I am a UK-based contemporary sculptor working across object-based, installation, and site-responsive practices. My work explores human–environment relationships, focusing on how systems of extraction, violence, and inequality are materially inscribed in bodies, land, and objects.
Working between studio production and socially engaged projects, I transform charged materials into sculptural forms that hold histories of labour, loss, and care. I am drawn to materials that already carry weight—objects shaped by domestic use, extraction, or social harm—and I work with them slowly, allowing their histories to guide form rather than be erased. Through sculpture and installation, I examine how ecological and social conditions shape both material processes and lived experience.
My practice moves between intimate, crafted objects and larger spatial or site-responsive works. Studio-based sculptures allow for close encounters with material and touch, while installations and socially engaged projects respond to specific landscapes, communities, or institutional contexts. Across these modes, I am interested in how sculpture can scale vast, often violent histories down to a register that can be encountered bodily—through proximity, tactility, and care.
I come to this work as a mother, a woman, and a migrant, and as an ethical goldsmith attuned to the scars of extraction and exploitation. These are not abstract positions for me, but lived realities that shape how I approach making and matter. Materials in my work—police-confiscated knives, minerals linked to mining disasters, domestic objects worn through years of use—are treated as collaborators rather than resources, holding memory, resistance, and vulnerability.
Processes of transformation sit at the centre of my practice. Craft functions as a form of attention and responsibility: a way of slowing down, of inviting viewers close, and of opening space for difficult knowledge to be encountered through touch and beauty. I am interested in the tension this produces—the moment when seduction and discomfort coexist—and in how sculpture can hold grief and resilience without resolving them.
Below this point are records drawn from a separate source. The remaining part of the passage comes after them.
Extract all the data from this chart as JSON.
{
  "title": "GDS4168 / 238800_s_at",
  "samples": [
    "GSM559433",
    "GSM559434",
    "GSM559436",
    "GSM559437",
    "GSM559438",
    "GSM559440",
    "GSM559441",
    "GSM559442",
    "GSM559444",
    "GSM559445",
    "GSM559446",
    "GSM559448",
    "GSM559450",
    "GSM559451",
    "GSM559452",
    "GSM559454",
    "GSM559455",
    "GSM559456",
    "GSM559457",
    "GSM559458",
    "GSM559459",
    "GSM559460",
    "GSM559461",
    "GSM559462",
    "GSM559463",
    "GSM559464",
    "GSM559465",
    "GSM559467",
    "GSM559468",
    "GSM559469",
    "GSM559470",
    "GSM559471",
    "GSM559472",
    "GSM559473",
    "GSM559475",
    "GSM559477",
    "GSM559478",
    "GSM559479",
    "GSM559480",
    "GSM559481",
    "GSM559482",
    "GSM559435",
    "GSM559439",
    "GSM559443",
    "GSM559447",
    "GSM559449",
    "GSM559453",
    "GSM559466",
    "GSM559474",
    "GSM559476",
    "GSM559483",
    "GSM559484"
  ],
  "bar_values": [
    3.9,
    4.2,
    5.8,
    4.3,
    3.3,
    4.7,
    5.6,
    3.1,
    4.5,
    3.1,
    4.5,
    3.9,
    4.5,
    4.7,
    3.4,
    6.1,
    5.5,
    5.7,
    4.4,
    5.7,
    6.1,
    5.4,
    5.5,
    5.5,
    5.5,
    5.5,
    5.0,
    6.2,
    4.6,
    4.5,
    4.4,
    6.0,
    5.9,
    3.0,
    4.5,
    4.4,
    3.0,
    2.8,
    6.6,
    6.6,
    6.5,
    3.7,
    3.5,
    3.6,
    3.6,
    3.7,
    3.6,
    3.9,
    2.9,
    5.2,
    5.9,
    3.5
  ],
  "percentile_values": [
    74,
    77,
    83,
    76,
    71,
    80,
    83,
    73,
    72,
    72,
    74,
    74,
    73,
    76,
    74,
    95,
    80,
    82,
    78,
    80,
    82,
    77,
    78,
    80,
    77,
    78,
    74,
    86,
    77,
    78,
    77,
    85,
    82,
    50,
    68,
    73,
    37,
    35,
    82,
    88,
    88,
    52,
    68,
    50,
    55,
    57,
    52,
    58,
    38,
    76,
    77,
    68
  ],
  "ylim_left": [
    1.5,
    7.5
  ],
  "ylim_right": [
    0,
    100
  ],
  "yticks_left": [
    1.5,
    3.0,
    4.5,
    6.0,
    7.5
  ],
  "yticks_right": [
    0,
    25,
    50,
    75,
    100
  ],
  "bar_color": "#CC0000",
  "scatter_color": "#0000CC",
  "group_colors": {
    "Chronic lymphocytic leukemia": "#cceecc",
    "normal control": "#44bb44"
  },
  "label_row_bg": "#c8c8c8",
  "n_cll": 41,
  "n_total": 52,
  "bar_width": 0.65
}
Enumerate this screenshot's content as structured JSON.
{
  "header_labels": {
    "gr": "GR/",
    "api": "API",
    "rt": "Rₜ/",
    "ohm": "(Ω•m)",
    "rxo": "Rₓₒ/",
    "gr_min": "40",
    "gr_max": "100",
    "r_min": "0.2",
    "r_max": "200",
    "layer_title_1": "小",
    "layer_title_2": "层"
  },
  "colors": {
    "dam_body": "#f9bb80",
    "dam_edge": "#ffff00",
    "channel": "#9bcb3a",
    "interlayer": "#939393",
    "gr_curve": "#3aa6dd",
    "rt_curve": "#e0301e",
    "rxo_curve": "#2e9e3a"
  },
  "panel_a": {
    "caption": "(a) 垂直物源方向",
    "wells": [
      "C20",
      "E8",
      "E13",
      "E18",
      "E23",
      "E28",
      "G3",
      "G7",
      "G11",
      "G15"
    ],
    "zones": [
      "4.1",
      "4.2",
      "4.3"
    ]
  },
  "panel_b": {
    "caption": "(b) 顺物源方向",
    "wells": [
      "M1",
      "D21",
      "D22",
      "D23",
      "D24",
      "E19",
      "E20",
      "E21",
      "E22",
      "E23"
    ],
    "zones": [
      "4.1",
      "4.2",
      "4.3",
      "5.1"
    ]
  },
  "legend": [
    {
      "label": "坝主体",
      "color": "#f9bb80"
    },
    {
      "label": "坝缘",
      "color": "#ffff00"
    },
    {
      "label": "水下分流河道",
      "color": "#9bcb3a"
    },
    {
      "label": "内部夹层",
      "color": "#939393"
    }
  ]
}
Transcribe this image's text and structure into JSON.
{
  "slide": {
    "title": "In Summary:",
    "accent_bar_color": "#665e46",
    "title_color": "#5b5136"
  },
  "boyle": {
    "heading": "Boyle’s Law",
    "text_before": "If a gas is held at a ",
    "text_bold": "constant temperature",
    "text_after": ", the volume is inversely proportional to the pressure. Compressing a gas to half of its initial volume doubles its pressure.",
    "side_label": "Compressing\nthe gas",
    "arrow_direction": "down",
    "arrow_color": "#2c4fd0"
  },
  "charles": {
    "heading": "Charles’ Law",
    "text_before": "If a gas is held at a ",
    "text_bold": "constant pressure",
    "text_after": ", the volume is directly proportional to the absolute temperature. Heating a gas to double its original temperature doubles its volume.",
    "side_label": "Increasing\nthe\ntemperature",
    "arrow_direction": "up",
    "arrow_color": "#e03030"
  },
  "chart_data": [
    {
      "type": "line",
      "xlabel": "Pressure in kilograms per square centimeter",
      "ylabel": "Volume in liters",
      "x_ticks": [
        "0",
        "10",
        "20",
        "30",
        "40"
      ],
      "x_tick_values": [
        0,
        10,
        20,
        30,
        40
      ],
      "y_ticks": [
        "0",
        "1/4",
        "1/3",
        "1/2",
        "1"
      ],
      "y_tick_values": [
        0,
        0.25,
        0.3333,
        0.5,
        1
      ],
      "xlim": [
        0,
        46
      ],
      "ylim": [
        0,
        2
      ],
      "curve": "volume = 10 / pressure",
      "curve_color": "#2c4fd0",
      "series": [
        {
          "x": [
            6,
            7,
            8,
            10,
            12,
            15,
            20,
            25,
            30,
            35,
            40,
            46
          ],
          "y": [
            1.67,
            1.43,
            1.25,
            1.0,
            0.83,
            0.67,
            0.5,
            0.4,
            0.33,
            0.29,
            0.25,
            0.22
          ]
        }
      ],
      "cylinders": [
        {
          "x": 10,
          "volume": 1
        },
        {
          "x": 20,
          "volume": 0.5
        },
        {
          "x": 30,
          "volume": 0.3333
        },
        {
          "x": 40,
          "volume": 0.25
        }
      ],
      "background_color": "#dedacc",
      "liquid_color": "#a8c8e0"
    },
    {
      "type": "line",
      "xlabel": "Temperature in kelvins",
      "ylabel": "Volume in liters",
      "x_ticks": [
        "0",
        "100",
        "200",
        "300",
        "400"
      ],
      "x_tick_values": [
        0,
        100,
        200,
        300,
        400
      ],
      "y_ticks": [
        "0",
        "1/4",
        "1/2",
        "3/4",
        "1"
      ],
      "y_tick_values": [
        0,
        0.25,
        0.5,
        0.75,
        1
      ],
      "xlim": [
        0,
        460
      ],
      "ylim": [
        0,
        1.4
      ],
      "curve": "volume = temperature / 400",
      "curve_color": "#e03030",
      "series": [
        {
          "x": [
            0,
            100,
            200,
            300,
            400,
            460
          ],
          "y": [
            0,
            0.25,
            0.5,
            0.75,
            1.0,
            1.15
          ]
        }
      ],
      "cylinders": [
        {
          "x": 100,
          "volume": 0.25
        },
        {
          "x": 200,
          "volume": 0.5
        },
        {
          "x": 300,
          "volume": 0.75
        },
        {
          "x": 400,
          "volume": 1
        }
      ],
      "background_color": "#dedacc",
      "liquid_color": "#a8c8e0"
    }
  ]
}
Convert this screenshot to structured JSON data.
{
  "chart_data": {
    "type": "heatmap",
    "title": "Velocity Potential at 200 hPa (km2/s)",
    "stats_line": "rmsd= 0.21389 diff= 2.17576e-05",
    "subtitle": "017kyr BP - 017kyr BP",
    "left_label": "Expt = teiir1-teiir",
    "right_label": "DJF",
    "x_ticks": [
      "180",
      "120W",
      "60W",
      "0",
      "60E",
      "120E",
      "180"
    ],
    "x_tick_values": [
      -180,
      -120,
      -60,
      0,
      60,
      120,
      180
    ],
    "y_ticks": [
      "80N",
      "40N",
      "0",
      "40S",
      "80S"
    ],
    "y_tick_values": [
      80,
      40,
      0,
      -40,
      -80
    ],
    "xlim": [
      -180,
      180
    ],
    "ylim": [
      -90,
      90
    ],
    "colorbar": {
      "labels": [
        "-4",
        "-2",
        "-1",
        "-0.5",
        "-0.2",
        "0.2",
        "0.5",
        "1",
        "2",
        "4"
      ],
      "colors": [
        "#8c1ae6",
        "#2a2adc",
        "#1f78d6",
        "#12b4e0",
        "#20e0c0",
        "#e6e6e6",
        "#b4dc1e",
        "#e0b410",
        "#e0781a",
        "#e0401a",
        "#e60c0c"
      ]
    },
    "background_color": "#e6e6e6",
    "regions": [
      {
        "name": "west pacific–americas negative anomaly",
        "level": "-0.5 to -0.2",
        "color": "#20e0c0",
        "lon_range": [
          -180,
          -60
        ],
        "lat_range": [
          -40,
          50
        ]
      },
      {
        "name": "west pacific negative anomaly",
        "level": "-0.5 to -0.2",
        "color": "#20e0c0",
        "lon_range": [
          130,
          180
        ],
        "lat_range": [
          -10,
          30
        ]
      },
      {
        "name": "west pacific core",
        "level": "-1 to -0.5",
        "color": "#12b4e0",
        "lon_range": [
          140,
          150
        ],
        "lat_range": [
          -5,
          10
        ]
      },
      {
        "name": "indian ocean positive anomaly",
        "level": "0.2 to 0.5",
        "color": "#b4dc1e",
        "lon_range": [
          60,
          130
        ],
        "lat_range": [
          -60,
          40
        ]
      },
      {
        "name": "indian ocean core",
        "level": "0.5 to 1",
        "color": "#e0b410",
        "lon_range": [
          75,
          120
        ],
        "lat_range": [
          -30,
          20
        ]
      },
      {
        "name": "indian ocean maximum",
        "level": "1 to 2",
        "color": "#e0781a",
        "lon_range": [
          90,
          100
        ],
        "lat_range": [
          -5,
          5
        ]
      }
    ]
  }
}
My work is informed by feminist and ecofeminist thinking, particularly practices that resist permanence and domination in favour of intimacy, repair, and relationality. I am drawn to the uncanny charge of old fairy tales, where care and threat sit side by side, and this tension runs through my work as a way of acknowledging the complexity of lived experience.
Arabel Lebrusan (Madrid, 1974) is a visual artist working in sculpture, installation, and performance, based in the UK. Her practice explores the material and emotional entanglements between humans and land, with particular attention to extractivism, ecological grief, and social histories embedded in matter.
In 2021, she was awarded a research fellowship at the Centre for Spatial, Environmental and Cultural Politics at the University of Brighton for her two-year project Toxic Waves. During her MA in Sculpture at the Royal College of Art (2023), she continued her research into extractivism through the lenses of ecofeminism, ecological grief, and social history.
Lebrusan has exhibited and developed projects in galleries, museums, and public contexts in the UK and internationally. Alongside her sculptural practice, she maintains a parallel background in ethical jewellery and socially engaged work, and regularly contributes to talks, workshops, and public discussions around art, extractivism, and care.